The Muslim Brotherhood's Freedom and Justice Party (FJP) on Tuesday condemned a recent US State Department statement criticising an arrest warrant issued earlier this week for Egyptian television satirist Bassem Youssef.
On Monday, the US State Department declared that ongoing investigations of Youssef and other critics of President Mohamed Morsi indicated a "disturbing trend" of growing restrictions on freedom of expression in Egypt.
The FJP responded to the statement by accusing the US of "flagrant interference" in Egypt's' affairs.
The party went on to clarify that Youssef had been accused mainly of "insulting religion and mocking religious practices," rather than insulting the president, as the US statement had implied.
Insulting religion, the FJP asserted, "constitutes a dangerous violation of law, tradition and social and intellectual norms in Egyptian society."
The US statement, the party added, "can only be seen as a US endorsement of [Egyptian] media personalities who insult religion." The FJP went on to stress its "absolute condemnation" of the state department's assertions.
Monday's strongly-worded statement by US State Department spokeswoman Victoria Nuland was issued one day after Youssef was released on bail following charges that had insulted Egypt's president and the Islamic faith.
Youssef's Al-Bernameg show, which is inspired in part by Jon Stewart's Daily Show, is known for lampooning Morsi – Egypt's first-ever freely-elected president – and conservative Islamist clerics.

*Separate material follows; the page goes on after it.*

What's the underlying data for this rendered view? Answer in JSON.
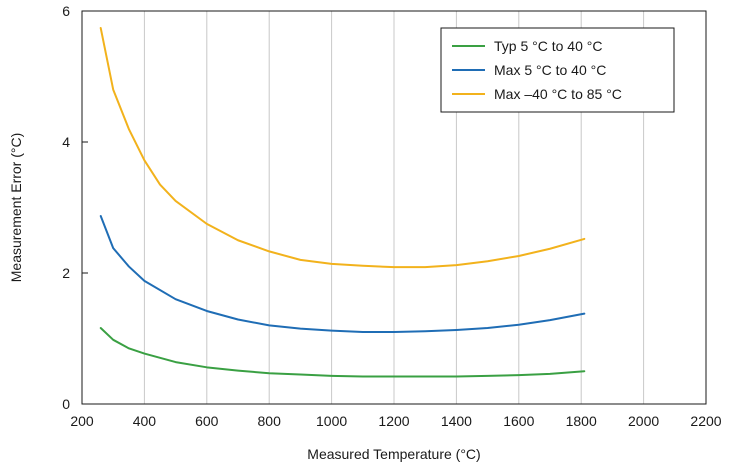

Youssef's questioning by the authorities came after arrest warrants were also issued for five prominent anti-government activists accused of inciting violence.
Nuland asserted that the Egyptian government had apparently failed to show even-handedness when investigating cases of police brutality and attacks against anti-Morsi protesters and journalists.
Egypt's Public Prosecution, meanwhile, has denied that the recent arrests warrants were political in nature, asserting that they simply represented the application of Egyptian law.